Андрей сунул стекло в мусорное ведро под раковиной, избегая поворачиваться к товарищу спиной. Затем возразил, осторожно подбирая слова, как при общении с душевнобольным:
— У меня в доме нет спиртного, я же объяснял.
— На, возьми. — Саша протянул пистолет. — Кто-то, кажется, хотел его подержать?
Небрежный такой жест, обыденный. Другая рука дающего была занята куском хлеба с маслом, никакой вам торжественности момента. Человек взял предложенную вещицу, хотя ни любопытства, ни глупости в нем уже не осталось — попрятались, вспугнутые выскочившим из затвора патроном.
«Макаров». Похож на игрушечный, только Настоящий. Чёрная сталь, никогда не стареющий «прямоугольный» дизайн, коричневая эбонитовая рукоятка с вытесненной звездой. Звезда — это пентаграмма, магический охранный символ. Интересно, с какими тайными наговорами рисовали создатели пистолета пентаграмму на рабочих чертежах? Поразительная мудрость и дальновидность, именно в союзе оккультного и точного кроется истинное возрождение древних традиций оружейного дела.
Настоящий «Макаров» оказался тяжёл, холоден и неудобен. Он был чужим, вожделенный для многих предмет. Андрею почему-то не хотелось сжимать рукоять в кулаке, казалось противоестественным просовывать свой неловкий палец в спусковую скобу. Он просто держал это на ладони.
Саша ухмылялся. Ухмылялся и цепко перебрасывал из одной руки в другую снаряжённый магазин. Даже хлеб отложил ради этого занятия.
— Хорошая штука, — с усилием подтвердил Андрей. — Если честно, никогда раньше живьём не видел… — сказал и решительно вернул пистолет владельцу. — Спасибо.

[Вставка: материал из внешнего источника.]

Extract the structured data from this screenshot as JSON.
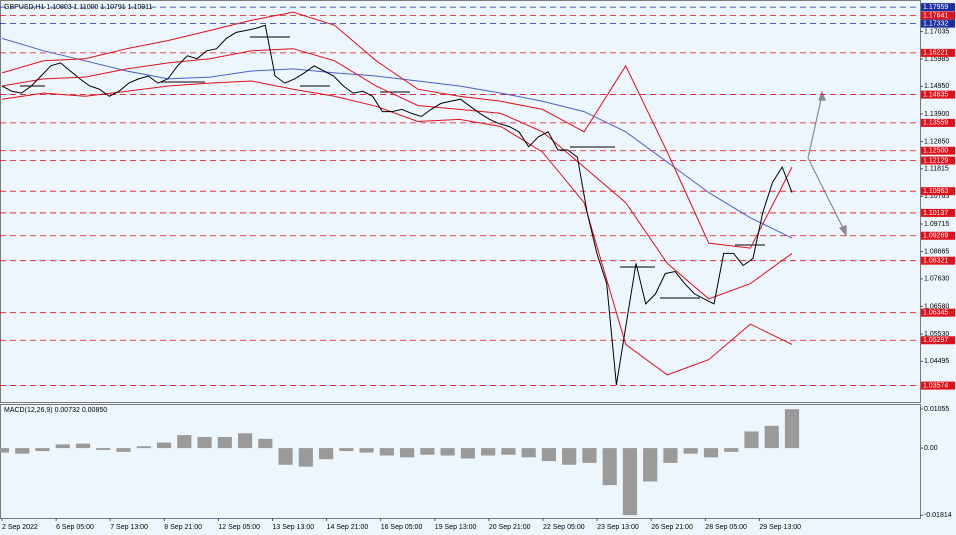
{
  "chart_data": [
    {
      "type": "line",
      "title": "GBPUSD,H1  1.10803 1.11000 1.10791 1.10911",
      "ylim": [
        1.0295,
        1.1804
      ],
      "yticks": [
        1.17035,
        1.15985,
        {
          "value": 1.1495,
          "label": "1.14950"
        },
        {
          "value": 1.139,
          "label": "1.13900"
        },
        {
          "value": 1.1285,
          "label": "1.12850"
        },
        1.11815,
        1.10765,
        1.09715,
        1.08665,
        {
          "value": 1.0763,
          "label": "1.07630"
        },
        {
          "value": 1.0658,
          "label": "1.06580"
        },
        {
          "value": 1.0553,
          "label": "1.05530"
        },
        1.04495
      ],
      "levels": [
        1.17959,
        1.17641,
        1.17332,
        1.16221,
        1.14635,
        1.13559,
        {
          "value": 1.125,
          "label": "1.12500"
        },
        1.12129,
        1.10963,
        1.10137,
        1.09269,
        1.08321,
        1.06345,
        1.05297,
        1.03574
      ],
      "level_colors": [
        "#1c2fa0",
        "#e0101a",
        "#1c2fa0",
        "#e0101a",
        "#e0101a",
        "#e0101a",
        "#e0101a",
        "#e0101a",
        "#e0101a",
        "#e0101a",
        "#e0101a",
        "#e0101a",
        "#e0101a",
        "#e0101a",
        "#e0101a"
      ],
      "x_labels": [
        "2 Sep 2022",
        "6 Sep 05:00",
        "7 Sep 13:00",
        "8 Sep 21:00",
        "12 Sep 05:00",
        "13 Sep 13:00",
        "14 Sep 21:00",
        "16 Sep 05:00",
        "19 Sep 13:00",
        "20 Sep 21:00",
        "22 Sep 05:00",
        "23 Sep 13:00",
        "26 Sep 21:00",
        "28 Sep 05:00",
        "29 Sep 13:00"
      ],
      "series": [
        {
          "color": "#4a5fd0",
          "values": [
            1.1677,
            1.163,
            1.1592,
            1.1553,
            1.1523,
            1.153,
            1.1553,
            1.1561,
            1.1546,
            1.1534,
            1.1515,
            1.1496,
            1.1469,
            1.1438,
            1.1399,
            1.1322,
            1.1207,
            1.1091,
            1.0995,
            1.0918
          ]
        },
        {
          "color": "#e0101a",
          "values": [
            1.1546,
            1.1592,
            1.16,
            1.1638,
            1.1669,
            1.1707,
            1.1746,
            1.1777,
            1.1727,
            1.1592,
            1.1484,
            1.1457,
            1.1438,
            1.1407,
            1.1322,
            1.1573,
            1.1245,
            1.0899,
            1.088,
            1.1188
          ]
        },
        {
          "color": "#e0101a",
          "values": [
            1.1496,
            1.1523,
            1.153,
            1.1561,
            1.1584,
            1.16,
            1.163,
            1.1638,
            1.1592,
            1.1496,
            1.1422,
            1.1407,
            1.1392,
            1.1322,
            1.1188,
            1.1053,
            1.0822,
            1.0687,
            1.0745,
            1.086
          ]
        },
        {
          "color": "#e0101a",
          "values": [
            1.1446,
            1.1469,
            1.1457,
            1.1476,
            1.1496,
            1.1507,
            1.1515,
            1.1484,
            1.1457,
            1.1419,
            1.1361,
            1.1369,
            1.1342,
            1.1245,
            1.1053,
            1.0514,
            1.0398,
            1.0456,
            1.0591,
            1.0514
          ]
        },
        {
          "color": "#000000",
          "values": [
            1.1496,
            1.1476,
            1.1469,
            1.1496,
            1.1534,
            1.1573,
            1.1584,
            1.1553,
            1.1523,
            1.1496,
            1.1484,
            1.1457,
            1.1476,
            1.1507,
            1.1523,
            1.1534,
            1.1507,
            1.1523,
            1.1573,
            1.1611,
            1.16,
            1.163,
            1.1638,
            1.1677,
            1.17,
            1.1707,
            1.1715,
            1.1727,
            1.1534,
            1.1507,
            1.1523,
            1.1546,
            1.1573,
            1.1553,
            1.1534,
            1.1496,
            1.1469,
            1.1476,
            1.1457,
            1.1399,
            1.1399,
            1.1407,
            1.1392,
            1.138,
            1.1407,
            1.143,
            1.1438,
            1.1446,
            1.1419,
            1.1392,
            1.1369,
            1.1353,
            1.1342,
            1.1322,
            1.1265,
            1.1303,
            1.1322,
            1.1253,
            1.1253,
            1.1226,
            1.1014,
            1.086,
            1.0745,
            1.036,
            1.0591,
            1.0822,
            1.0668,
            1.0706,
            1.0783,
            1.0791,
            1.0745,
            1.0706,
            1.0687,
            1.0668,
            1.086,
            1.086,
            1.0814,
            1.0841,
            1.1014,
            1.113,
            1.1188,
            1.1091
          ]
        }
      ]
    },
    {
      "type": "bar",
      "title": "MACD(12,26,9) 0.00732 0.00850",
      "color": "#9a9a9a",
      "ylim": [
        -0.0221,
        0.0119
      ],
      "yticks": [
        0.01055,
        {
          "value": 0,
          "label": "0.00"
        },
        -0.01814
      ],
      "values": [
        -0.0012,
        -0.0015,
        -0.0008,
        0.001,
        0.0012,
        -0.0005,
        -0.001,
        0.0005,
        0.0015,
        0.0035,
        0.003,
        0.003,
        0.004,
        0.0025,
        -0.0045,
        -0.005,
        -0.003,
        -0.0008,
        -0.0012,
        -0.002,
        -0.0025,
        -0.0018,
        -0.002,
        -0.0028,
        -0.002,
        -0.0018,
        -0.0025,
        -0.0035,
        -0.0045,
        -0.004,
        -0.01,
        -0.0181,
        -0.009,
        -0.004,
        -0.0015,
        -0.0025,
        -0.001,
        0.0045,
        0.006,
        0.0105
      ]
    }
  ]
}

— «А невеста курит только свои», — прокомментировал тот — Что, не понравился мой «дырокол»?
— Почему, понравился…
— Ты ему тоже понравился, — пошутил Александр, принимая оружие. Опять шутка у него получилась неудачной, двусмысленной какой-то. Он посмотрел на друга детства выпуклыми, остановившимися, ничего не выражающими глазами — глазами подвыпившего человека, — прекратив при этом всякое движение. Плохо посмотрел — как бы сквозь. Всего несколько мгновений. И вдруг встряхнулся, снова задвигался, развернулся на табуретке к Андрею спиной, лицом к телевизору, а тот все ждал, тоскливо надеясь неизвестно на что, ждал, ждал, ждал… Но Саша не убрал пистолет. Положил к себе на колени. «Зачем?!»